Although the visa will allow them to work, it will be without a future certainty, as no employers would want to hire a person who they know would not be around for long. This means many of them might have to rely on government Centrelink benefits.
Amongst those arriving after the policy change, a large number is the most vulnerable group of a society, the under 18-year-olds.
The policy change does not allow a school to keep their asylum seeker students if they turn 18, even if the school wishes to.
Excitingly some schools have put their hands up to advocate for their students, so they can at least finish year 12, not exit schools when they have simply turned 18.
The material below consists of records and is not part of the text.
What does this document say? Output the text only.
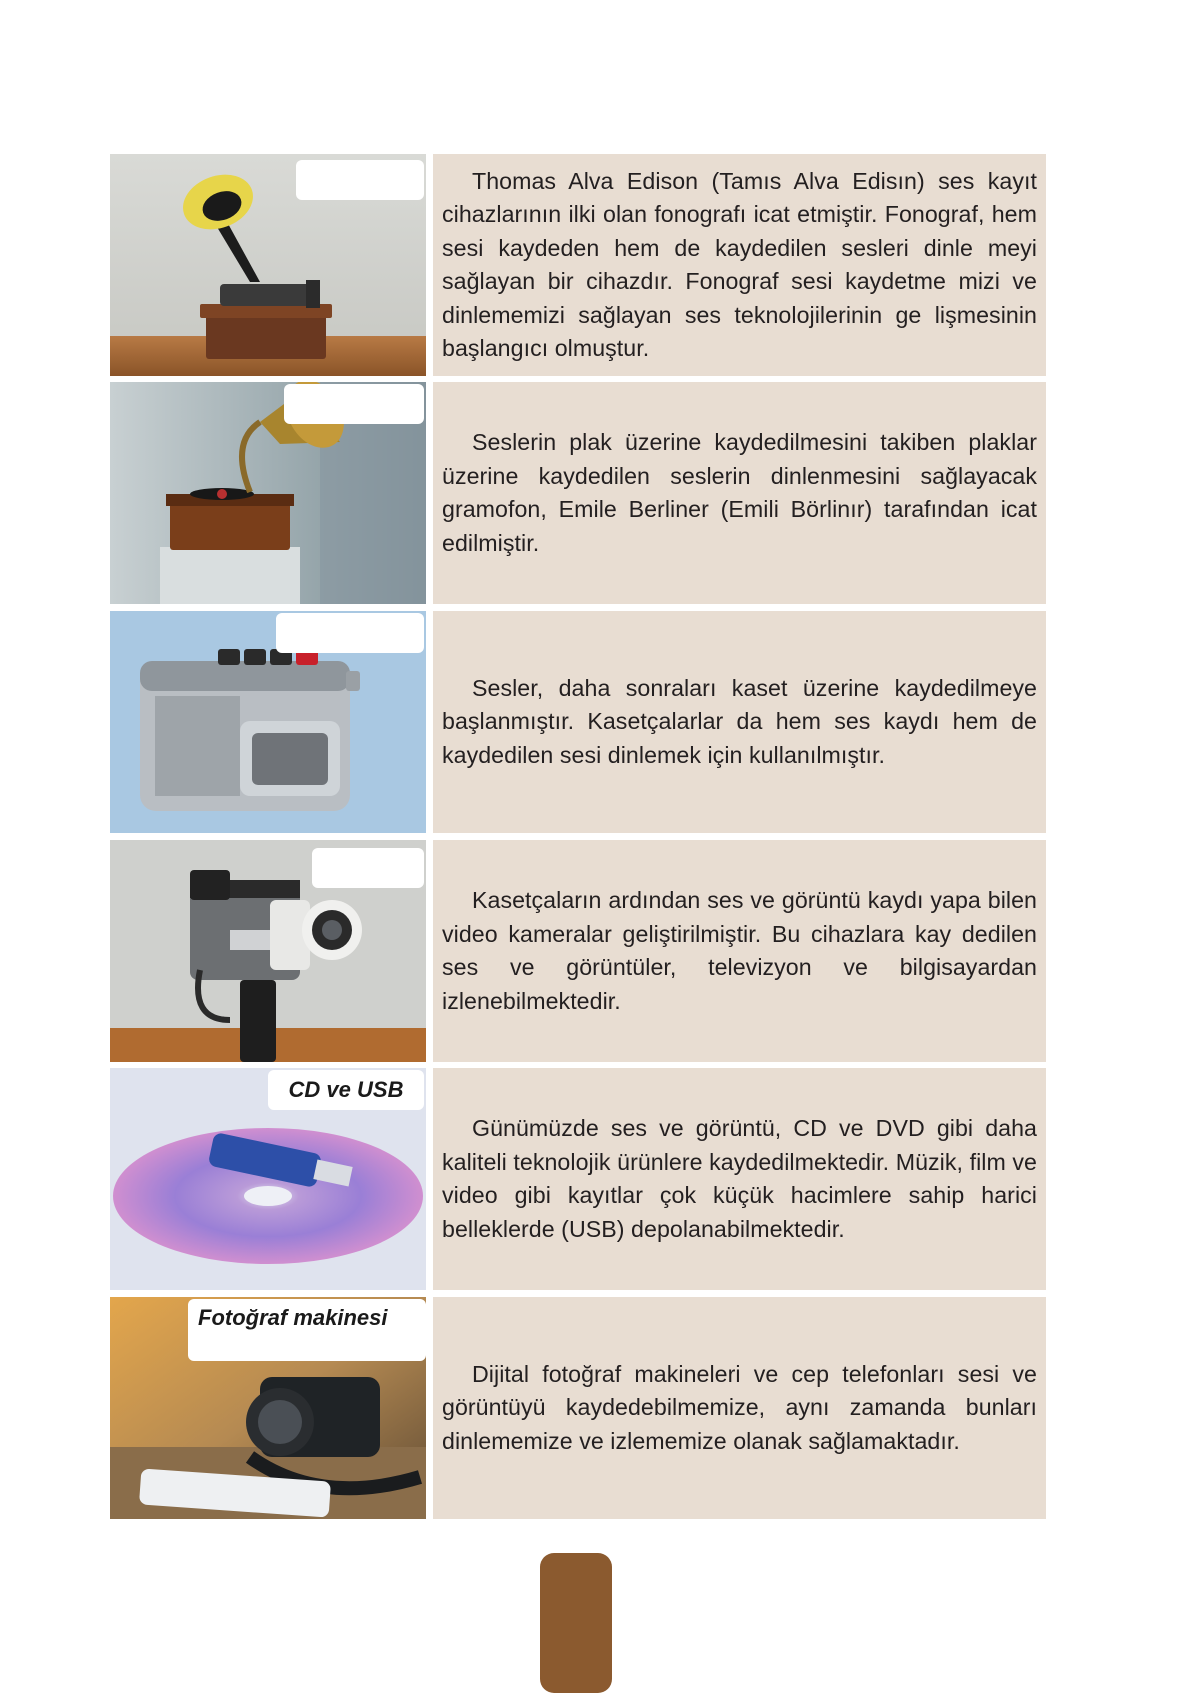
Thomas Alva Edison (Tamıs Alva Edisın) ses kayıt cihazlarının ilki olan fonografı icat etmiştir. Fonograf, hem sesi kaydeden hem de kaydedilen sesleri dinle meyi sağlayan bir cihazdır. Fonograf sesi kaydetme mizi ve dinlememizi sağlayan ses teknolojilerinin ge lişmesinin başlangıcı olmuştur.

Seslerin plak üzerine kaydedilmesini takiben plaklar üzerine kaydedilen seslerin dinlenmesini sağlayacak gramofon, Emile Berliner (Emili Börlinır) tarafından icat edilmiştir.

Sesler, daha sonraları kaset üzerine kaydedilmeye başlanmıştır. Kasetçalarlar da hem ses kaydı hem de kaydedilen sesi dinlemek için kullanılmıştır.

Kasetçaların ardından ses ve görüntü kaydı yapa bilen video kameralar geliştirilmiştir. Bu cihazlara kay dedilen ses ve görüntüler, televizyon ve bilgisayardan izlenebilmektedir.

CD ve USB

Günümüzde ses ve görüntü, CD ve DVD gibi daha kaliteli teknolojik ürünlere kaydedilmektedir. Müzik, film ve video gibi kayıtlar çok küçük hacimlere sahip harici belleklerde (USB) depolanabilmektedir.

Fotoğraf makinesi

Dijital fotoğraf makineleri ve cep telefonları sesi ve görüntüyü kaydedebilmemize, aynı zamanda bunları dinlememize ve izlememize olanak sağlamaktadır.
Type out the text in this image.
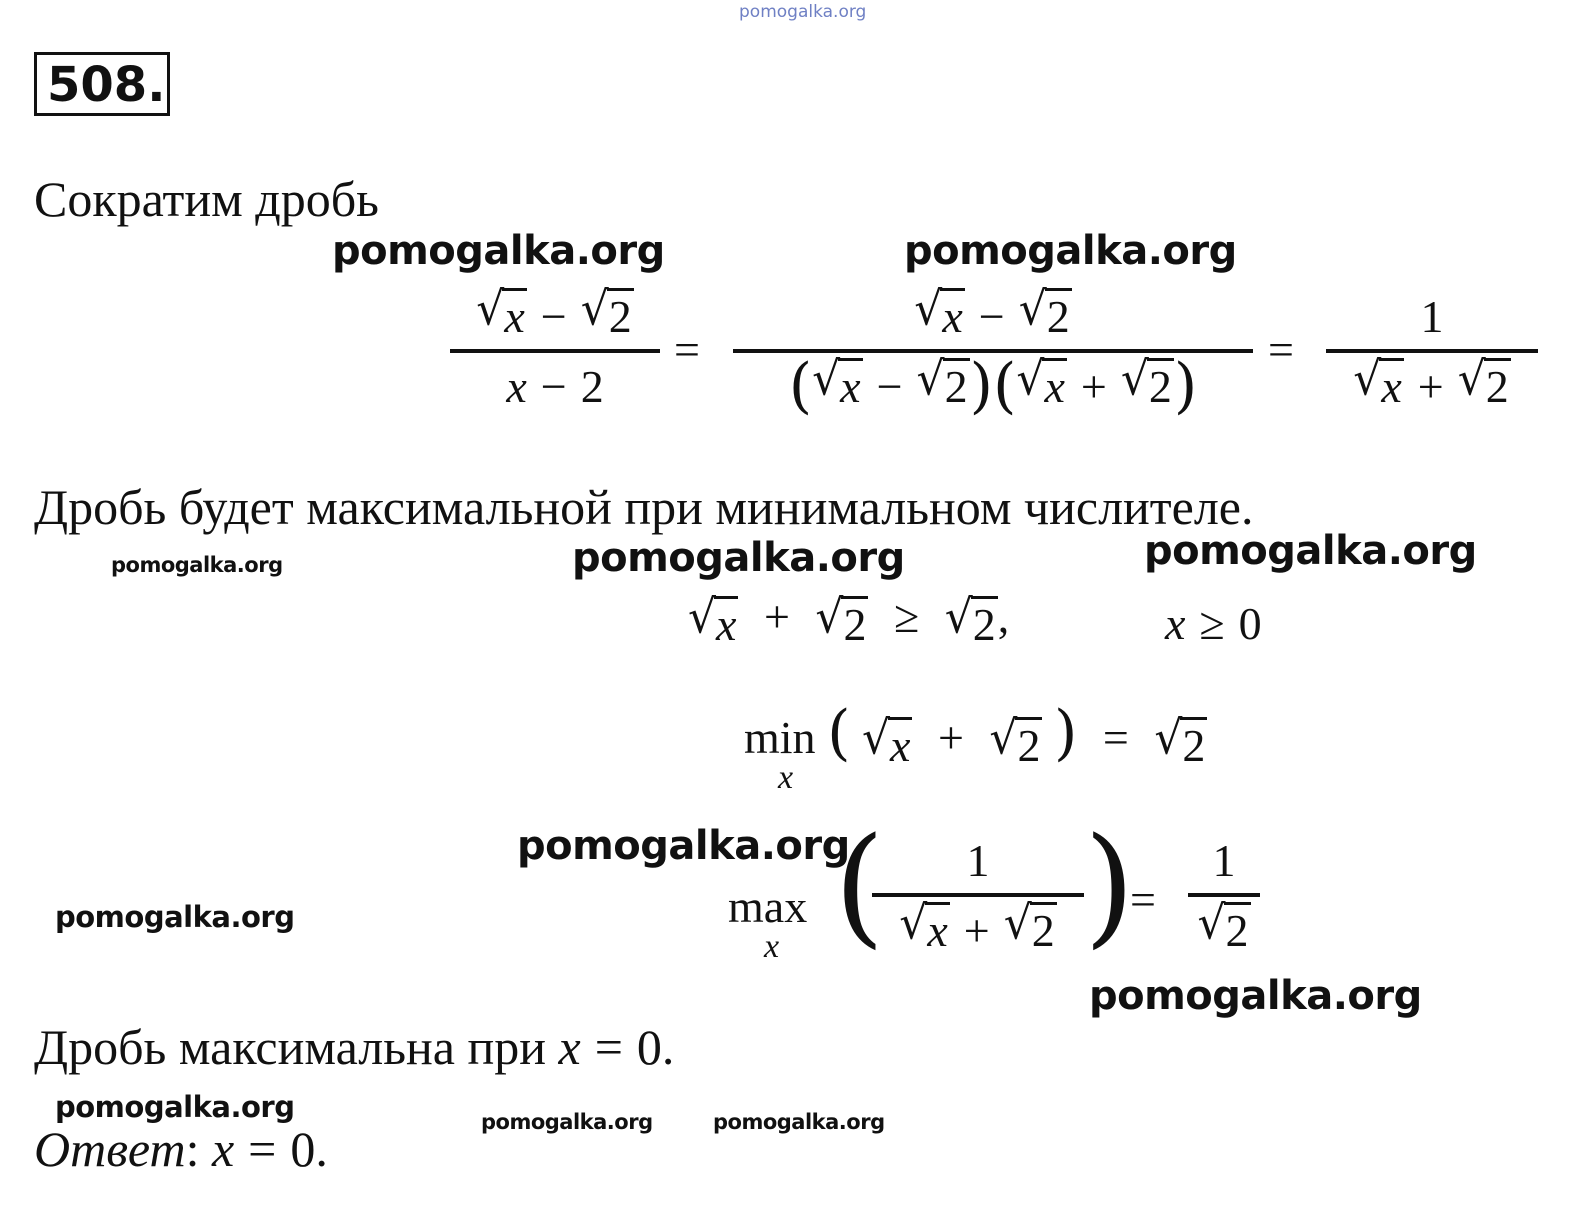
pomogalka.org
508.
Сократим дробь
pomogalka.org	pomogalka.org
√ x − √ 2
x − 2
=
√ x − √ 2
( √ x − √ 2 ) ( √ x + √ 2 )
=
1
√ x + √ 2
Дробь будет максимальной при минимальном числителе.
pomogalka.org	pomogalka.org	pomogalka.org
√ x + √ 2 ≥ √ 2 ,	x ≥ 0
min
x
( √ x + √ 2 ) = √ 2
pomogalka.org
pomogalka.org	max
x ( 1
√ x + √ 2 )
=
1
√ 2
pomogalka.org
Дробь максимальна при x = 0.
pomogalka.org	pomogalka.org	pomogalka.org
Ответ: x = 0.
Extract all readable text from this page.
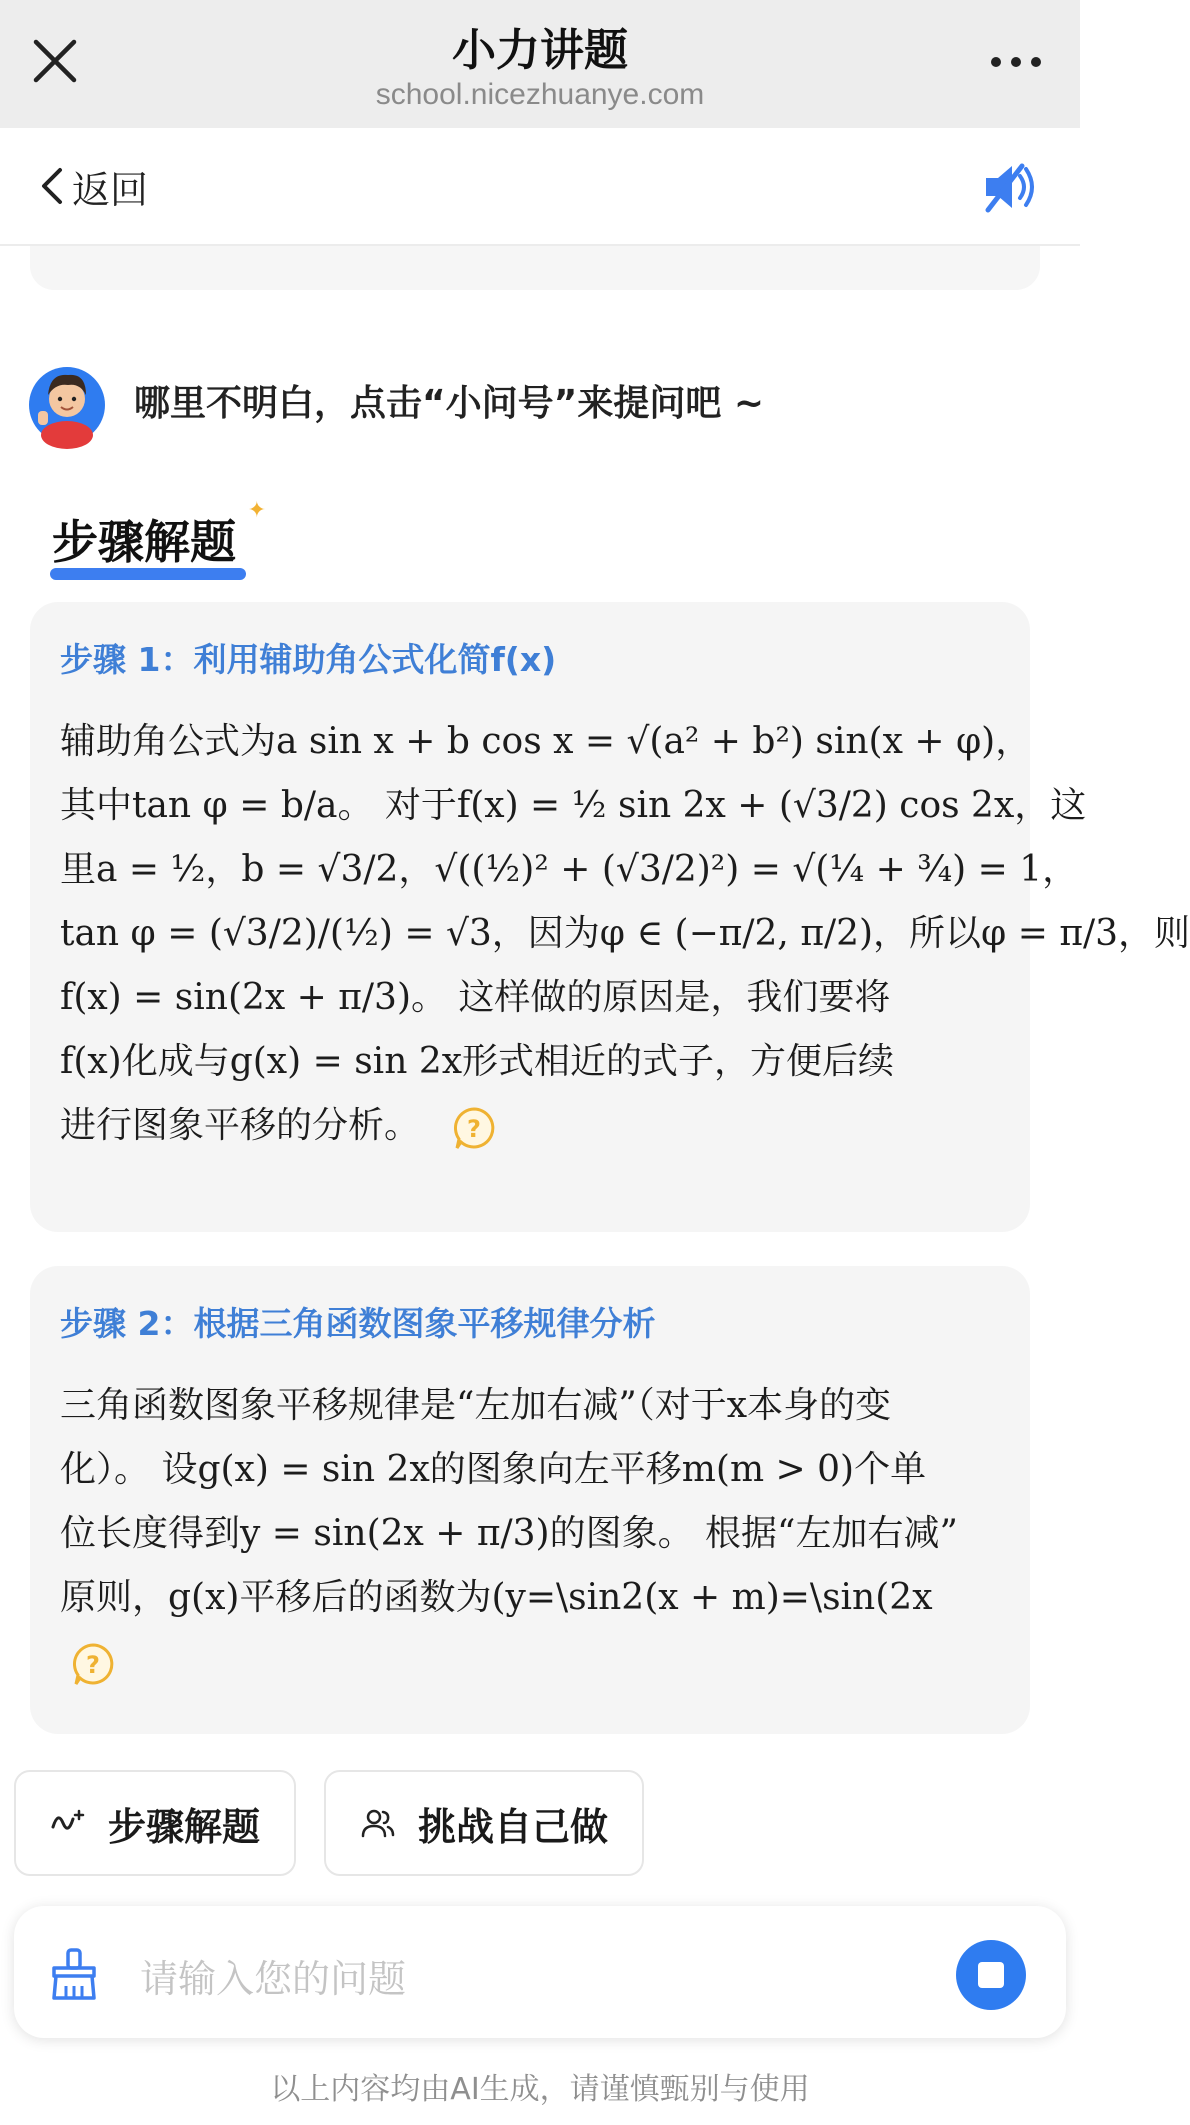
小力讲题
school.nicezhuanye.com
返回
哪里不明白，点击“小问号”来提问吧 ~
步骤解题
✦
步骤 1：利用辅助角公式化简f(x)
辅助角公式为a sin x + b cos x = √(a² + b²) sin(x + φ)，
其中tan φ = b/a。 对于f(x) = ½ sin 2x + (√3/2) cos 2x，这
里a = ½，b = √3/2，√((½)² + (√3/2)²) = √(¼ + ¾) = 1，
tan φ = (√3/2)/(½) = √3，因为φ ∈ (−π/2, π/2)，所以φ = π/3，则
f(x) = sin(2x + π/3)。 这样做的原因是，我们要将
f(x)化成与g(x) = sin 2x形式相近的式子，方便后续
进行图象平移的分析。 ?
步骤 2：根据三角函数图象平移规律分析
三角函数图象平移规律是“左加右减”（对于x本身的变
化）。 设g(x) = sin 2x的图象向左平移m(m > 0)个单
位长度得到y = sin(2x + π/3)的图象。 根据“左加右减”
原则，g(x)平移后的函数为(y=\sin2(x + m)=\sin(2x
?
步骤解题	挑战自己做
请输入您的问题
以上内容均由AI生成，请谨慎甄别与使用
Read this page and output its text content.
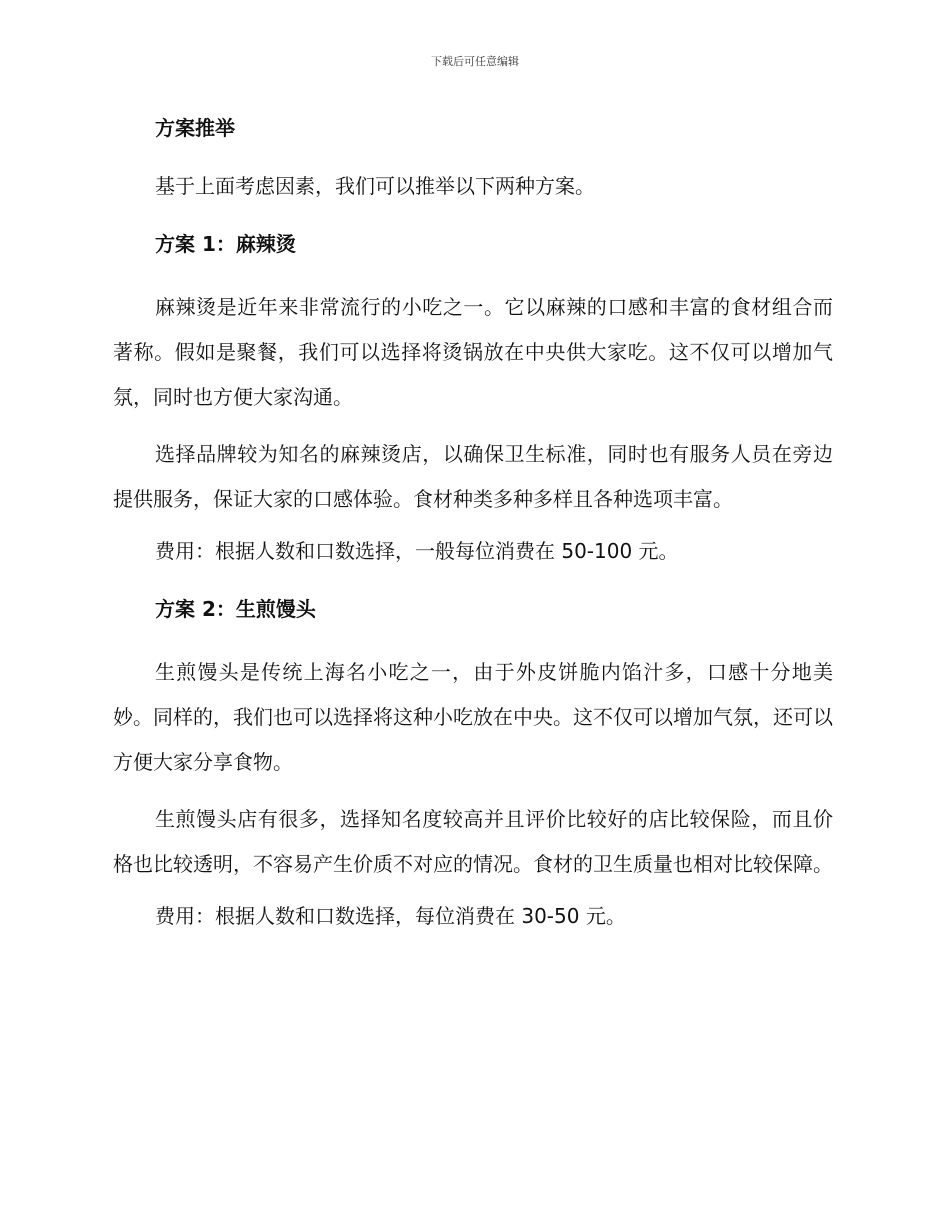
下载后可任意编辑
方案推举
基于上面考虑因素，我们可以推举以下两种方案。
方案 1：麻辣烫
麻辣烫是近年来非常流行的小吃之一。它以麻辣的口感和丰富的食材组合而著称。假如是聚餐，我们可以选择将烫锅放在中央供大家吃。这不仅可以增加气氛，同时也方便大家沟通。
选择品牌较为知名的麻辣烫店，以确保卫生标准，同时也有服务人员在旁边提供服务，保证大家的口感体验。食材种类多种多样且各种选项丰富。
费用：根据人数和口数选择，一般每位消费在 50-100 元。
方案 2：生煎馒头
生煎馒头是传统上海名小吃之一，由于外皮饼脆内馅汁多，口感十分地美妙。同样的，我们也可以选择将这种小吃放在中央。这不仅可以增加气氛，还可以方便大家分享食物。
生煎馒头店有很多，选择知名度较高并且评价比较好的店比较保险，而且价格也比较透明，不容易产生价质不对应的情况。食材的卫生质量也相对比较保障。
费用：根据人数和口数选择，每位消费在 30-50 元。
But how far can these schools reach to win this basic right of education, we do not know yet. As a volunteer tutor, it’s difficult to assist these students who are unable to attend school when they are capable and willing, simply because their age is now a number 18, not a 17.
I often wonder how the government consents to such treatment of young asylum seekers, when we do not treat other teenagers living in Australia like this; even those who are desperately wishing to leave education.
Thinking about our job market, with the increasing skilled and professional sectors, we are risking a large number of unemployed low-skilled hands for our own workforce, assuming these people will become part of our working communities when TPVs return in year 2014.
Turning 18 or 19-years-old in Australia, in fact any age for an asylum seeker is simply a matter of calculation of the years one has put down on their immigration papers.
In countries like Afghanistan where most of the asylum seekers come from for example, at the birth of a child, no birth certificates are issued or an official record of an individual’s existence happens.
So these young asylum seekers’ age is probably their mother’s best estimation.
A few months back, a morning tabloid newspaper based in Melbourne referred to asylum seekers as “ticking time bombs in our community”, alarming community members who have asylum seekers living in their neighbourhood.
As a resident of south-east Melbourne, I have hardly heard of an asylum seeker being involved in a serious offence, an offence that would justify this referral.
I then assumed the newspaper was trying to enlighten how these vulnerable asylum seekers need our urgent support and their families need theirs, thus using such terms may alarm the government to decide on their future faster.